Dies schließe jedoch nicht aus, dass das Militär den Markt im Allgemeinen verzerrt.

"Die wichtigsten Makroeffekte sind die Umleitung von Krediten, wodurch die Möglichkeiten des Privatsektors zur Kreditaufnahme eingeschränkt werden, und die Beherrschung von Investitionsmöglichkeiten, wodurch der Anreiz für private Investitionen geschwächt wird", erklärt Sayigh.

"Eine sekundäre Auswirkung ist die Erhöhung der Marktpreise und Betriebskosten für private Akteure in Sektoren, in denen die staatliche Nachfrage sehr hoch ist".

Euronews hat sich mit dem ägyptischen Verteidigungsministerium in Verbindung gesetzt und um eine Stellungnahme gebeten.

Wie viel kontrolliert die Armee? Keiner weiß es

In jüngster Zeit hat es erheblichen Widerstand gegen die Militärwirtschaft gegeben, insbesondere auf internationaler Ebene.

Ben Fishman, der die Regierung von US-Präsident Barack Obama beriet, lobt bestimmte Teile der ägyptischen Regierung für ihr Vorgehen.

"Der Staatshaushalt selbst wird von klaren Reformern geführt. Insbesondere der Finanzminister und das Ministerium für Investitionen und Entwicklung", erklärt er Euronews.

"Sie verstehen diese Ideen, sie sorgen dafür, dass die Dinge effizienter laufen, sie digitalisieren bestimmte Systeme. Sie schaffen Steuerinitiativen für Unternehmen des Privatsektors", sagt Fishman.

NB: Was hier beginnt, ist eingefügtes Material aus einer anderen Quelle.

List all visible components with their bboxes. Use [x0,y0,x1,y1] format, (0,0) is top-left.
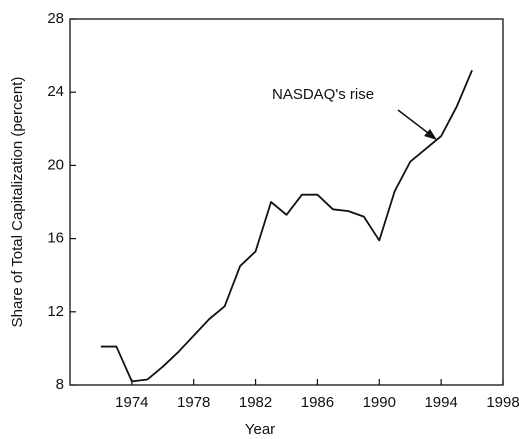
x-axis-label: Year [245,421,275,438]
x-tick-label: 1982 [239,394,272,411]
y-tick-label: 8 [56,376,64,393]
plot-frame [69,18,504,386]
x-tick-label: 1974 [115,394,148,411]
x-tick-label: 1990 [363,394,396,411]
x-tick-label: 1978 [177,394,210,411]
y-tick-label: 28 [47,10,64,27]
annotation: NASDAQ's rise [272,86,374,103]
y-tick-label: 20 [47,156,64,173]
arrow-head [424,129,437,140]
annotation-arrow [397,109,433,137]
data-line [100,69,473,383]
x-tick-label: 1986 [301,394,334,411]
y-tick-label: 12 [47,303,64,320]
x-tick-label: 1994 [424,394,457,411]
y-axis-label: Share of Total Capitalization (percent) [9,77,26,328]
y-tick-label: 24 [47,83,64,100]
x-tick-label: 1998 [486,394,519,411]
y-tick-label: 16 [47,230,64,247]
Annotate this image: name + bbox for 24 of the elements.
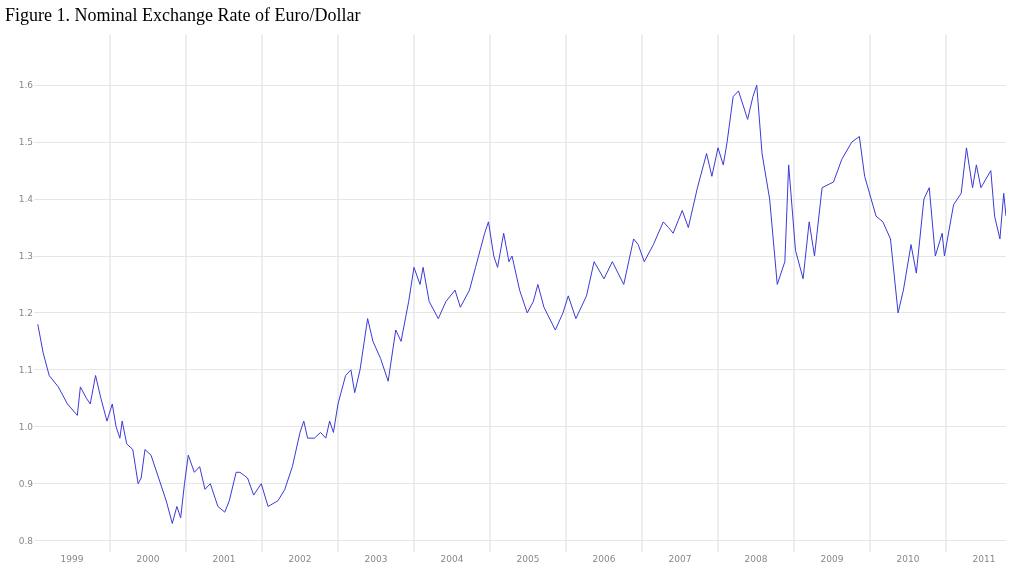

Anhänger des ägyptischen Präsidenten Abdel Fattah el-Sissi in Kairo, 25. Januar 2017
Anhänger des ägyptischen Präsidenten Abdel Fattah el-Sissi in Kairo, 25. Januar 2017 AP Photo

Fishman glaubt, dass die Reform der Wirtschaft "nicht etwas ist, das al-Sisi über Nacht machen kann", es gebe eine Reihe von Faktoren, darunter die Rolle des Militärs in der Politik.

Ägypten ist laut Ben Fishman trotz der Besorgnis über die wirtschaftliche Dominanz des Militärs durch den Zustrom von Hilfs- und Investitionsgeldern aus den Golfstaaten und der EU nicht ganz schlecht aufgestellt.

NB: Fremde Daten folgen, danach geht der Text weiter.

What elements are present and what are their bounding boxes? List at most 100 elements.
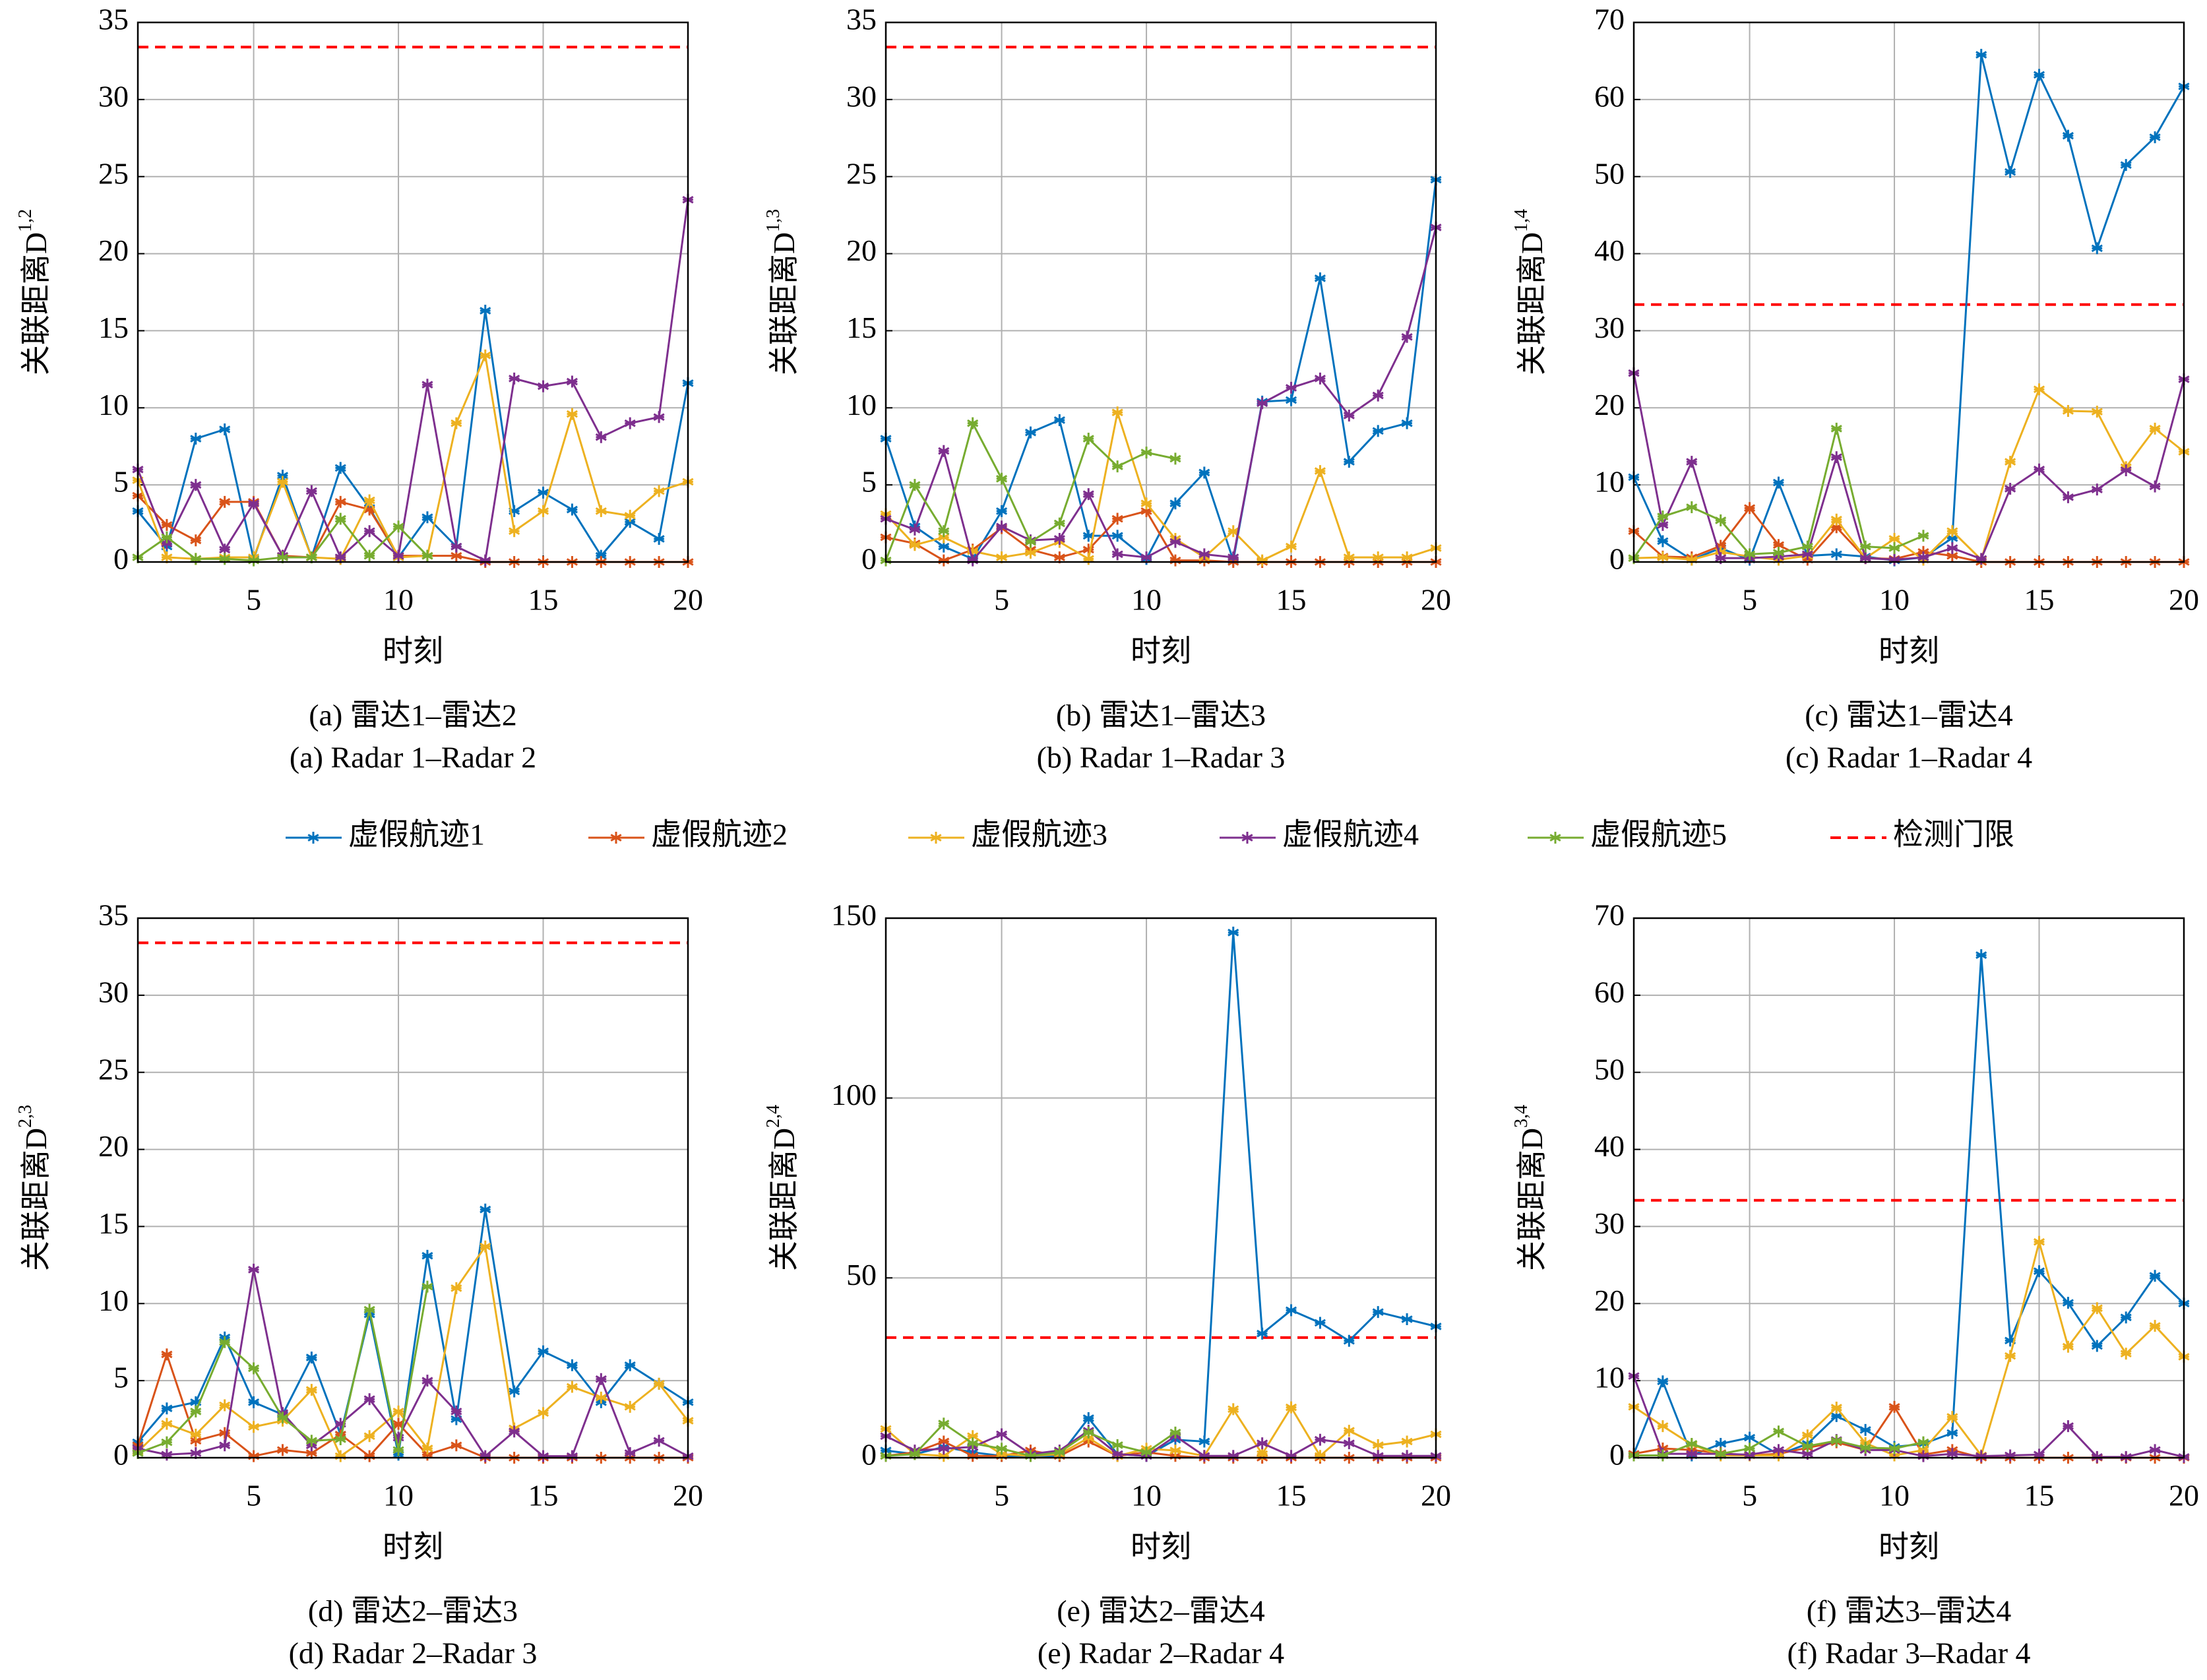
marker (2120, 159, 2132, 171)
marker (624, 1400, 636, 1413)
marker (248, 1263, 260, 1276)
plot-frame (885, 21, 1437, 563)
y-axis-label: 关联距离D1,3 (763, 209, 800, 375)
series-line (885, 412, 1437, 562)
marker (2005, 166, 2016, 178)
plot-frame (1632, 917, 2185, 1459)
marker (1169, 452, 1181, 465)
marker (2120, 1348, 2132, 1360)
marker (967, 545, 979, 557)
y-tick-label: 50 (1594, 1052, 1625, 1086)
marker (219, 1336, 231, 1348)
y-tick-label: 100 (831, 1078, 877, 1111)
plot-frame (137, 21, 689, 563)
marker (451, 1405, 462, 1417)
marker (1169, 536, 1181, 548)
x-tick-label: 5 (994, 1479, 1009, 1512)
marker (1169, 1445, 1181, 1457)
marker (1228, 525, 1239, 538)
marker (2120, 1311, 2132, 1324)
y-axis-label: 关联距离D3,4 (1511, 1105, 1548, 1271)
legend-marker (610, 832, 622, 844)
marker (938, 554, 950, 567)
marker (653, 1435, 665, 1447)
y-tick-label: 40 (1594, 1129, 1625, 1163)
marker (1830, 521, 1842, 534)
marker (1169, 554, 1181, 567)
marker (1257, 397, 1268, 410)
y-axis-label: 关联距离D2,3 (15, 1105, 52, 1271)
marker (248, 554, 260, 567)
y-tick-label: 5 (861, 465, 877, 499)
y-axis-label-main: 关联距离D (767, 232, 801, 375)
marker (392, 1405, 404, 1417)
marker (967, 417, 979, 429)
caption-en: (a) Radar 1–Radar 2 (290, 741, 536, 774)
marker (248, 1362, 260, 1375)
marker (1228, 1403, 1239, 1416)
marker (1082, 544, 1094, 556)
x-tick-label: 10 (383, 1479, 414, 1512)
marker (2120, 464, 2132, 476)
marker (480, 1203, 491, 1216)
marker (938, 531, 950, 544)
marker (451, 1282, 462, 1294)
marker (1975, 49, 1987, 61)
marker (566, 1450, 578, 1462)
marker (1888, 553, 1900, 566)
marker (363, 494, 375, 507)
legend-marker (1241, 832, 1253, 844)
marker (1343, 551, 1355, 563)
marker (1744, 1448, 1756, 1461)
marker (334, 1450, 346, 1462)
marker (1830, 451, 1842, 464)
marker (480, 554, 491, 567)
marker (1772, 546, 1785, 559)
marker (1830, 1402, 1842, 1414)
y-tick-label: 30 (1594, 1206, 1625, 1240)
marker (1715, 1448, 1727, 1460)
marker (392, 1431, 404, 1444)
marker (334, 551, 346, 563)
marker (219, 423, 231, 436)
marker (1859, 1441, 1871, 1454)
marker (1140, 497, 1152, 510)
x-tick-label: 10 (1131, 583, 1162, 617)
marker (509, 505, 520, 517)
marker (537, 380, 549, 392)
marker (219, 553, 231, 565)
y-tick-label: 35 (98, 3, 129, 36)
marker (1343, 1334, 1355, 1347)
marker (161, 1417, 173, 1430)
series-line (137, 1209, 689, 1455)
marker (190, 1405, 202, 1417)
marker (1285, 1450, 1297, 1462)
y-axis-label-main: 关联距离D (19, 1128, 53, 1271)
marker (1228, 926, 1239, 939)
marker (421, 1442, 433, 1454)
marker (276, 1444, 289, 1456)
marker (363, 549, 375, 562)
marker (938, 1435, 950, 1448)
y-tick-label: 5 (113, 1361, 129, 1394)
marker (2033, 463, 2045, 476)
marker (653, 532, 665, 545)
marker (421, 1280, 433, 1293)
marker (421, 379, 433, 391)
marker (1801, 548, 1813, 561)
y-tick-label: 30 (1594, 311, 1625, 344)
marker (938, 1417, 950, 1430)
x-tick-label: 5 (1742, 583, 1757, 617)
marker (1140, 505, 1152, 517)
marker (537, 486, 549, 499)
y-axis-label-main: 关联距离D (767, 1128, 801, 1271)
x-tick-label: 15 (2024, 1479, 2055, 1512)
marker (1372, 389, 1384, 402)
marker (161, 537, 173, 549)
marker (1401, 1313, 1413, 1326)
marker (161, 1436, 173, 1448)
marker (190, 433, 202, 445)
x-tick-label: 5 (1742, 1479, 1757, 1512)
marker (363, 1450, 375, 1462)
marker (1372, 425, 1384, 437)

Ein Problem bei der Liberalisierung der Wirtschaft, das von vielen Gesprächspartnern von Euronews genannt wird, ist die völlige Unklarheit darüber, woran die Armee tatsächlich finanziell beteiligt ist.

"Die Leute versuchen herauszufinden, wie viel Prozent der ägyptischen Wirtschaft vom Militär kontrolliert werden. Ich denke, das ist die falsche Frage. Keiner weiß das. Nicht einmal sie wissen es", erklärt Nahost-Experte Fahmy.